The amount of text in books is surprisingly finite. My best estimate was that there are ~10¹³ tokens available in all books (https://dynomight.net/scaling/#scaling-data), which is less than frontier models are already being trained on. On the other hand, book tokens are probably much "better" than random internet tokens. Wikipedia for example seems to get much higher weight than other sources, and it's only ~3×10¹⁰ tokens.

dr_dshiv · 2025-04-17T21:18:37 1744924717

We need more books! On it…

elcritch · 2025-04-19T12:07:27 1745064447

> And further, by these, my son, be admonished: of making many books there is no end; and much study is a weariness of the flesh.

Ecclesiastes 12:12 ;)

kupopuffs · 2025-04-17T23:59:19 1744934359

opens up his favorite chat

paxys · 2025-04-17T21:11:31 1744924291

LibGen already exists, and all the top LLM publishers use it.
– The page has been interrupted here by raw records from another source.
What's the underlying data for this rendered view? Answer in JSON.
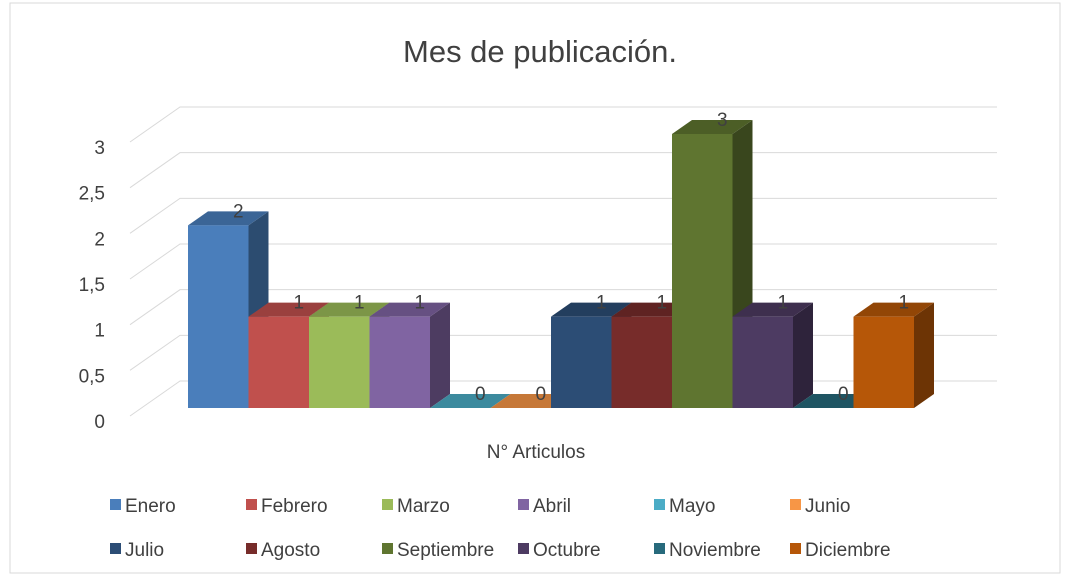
{
  "chart_data": {
    "type": "bar3d",
    "title": "Mes de publicación.",
    "categories": [
      "N° Articulos"
    ],
    "series": [
      {
        "name": "Enero",
        "color": "#4a7ebb",
        "values": [
          2
        ]
      },
      {
        "name": "Febrero",
        "color": "#c0504d",
        "values": [
          1
        ]
      },
      {
        "name": "Marzo",
        "color": "#9bbb59",
        "values": [
          1
        ]
      },
      {
        "name": "Abril",
        "color": "#8064a2",
        "values": [
          1
        ]
      },
      {
        "name": "Mayo",
        "color": "#4bacc6",
        "values": [
          0
        ]
      },
      {
        "name": "Junio",
        "color": "#f79646",
        "values": [
          0
        ]
      },
      {
        "name": "Julio",
        "color": "#2c4d75",
        "values": [
          1
        ]
      },
      {
        "name": "Agosto",
        "color": "#772c2a",
        "values": [
          1
        ]
      },
      {
        "name": "Septiembre",
        "color": "#5f7530",
        "values": [
          3
        ]
      },
      {
        "name": "Octubre",
        "color": "#4d3b62",
        "values": [
          1
        ]
      },
      {
        "name": "Noviembre",
        "color": "#276a7c",
        "values": [
          0
        ]
      },
      {
        "name": "Diciembre",
        "color": "#b65708",
        "values": [
          1
        ]
      }
    ],
    "ylim": [
      0,
      3
    ],
    "yticks": [
      0,
      {
        "value": 0.5,
        "label": "0,5"
      },
      1,
      {
        "value": 1.5,
        "label": "1,5"
      },
      2,
      {
        "value": 2.5,
        "label": "2,5"
      },
      3
    ],
    "grid": true
  }
}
I don't know if Google's own book index provides a big technical or legal advantage.

disgruntledphd2 · 2025-04-18T09:48:55 1744969735

I'd be very surprised if the Google books index wasn't much bigger and more diverse than libgen.

famouswaffles · 2025-04-18T16:01:04 1744992064

Anna's Archive is at 43M Books and 98M Papers [1]. The book total is nearly double what Google has.

Google's scanning project basically stalled after the legal battle. It's a very fascinating read [2].

[1] https://annas-archive.org/

[2] https://web.archive.org/web/20170719004247/https://www.theat...

jofzar · 2025-04-18T00:56:55 1744937815

Something that is not specifically called out but is also super relevant is actually the transcription of YouTube videos.

Every video is machine transcribed and stored and then for larger videos the author will often transcribed them themselves.

This is something they have already, it doesn't need any more "work" to get it vs a competitor.

jppittma · 2025-04-18T15:30:57 1744990257

I would think the biggest advantage is YouTube. There's a lot of modern content for analysis that's uncontaminated by LLMs.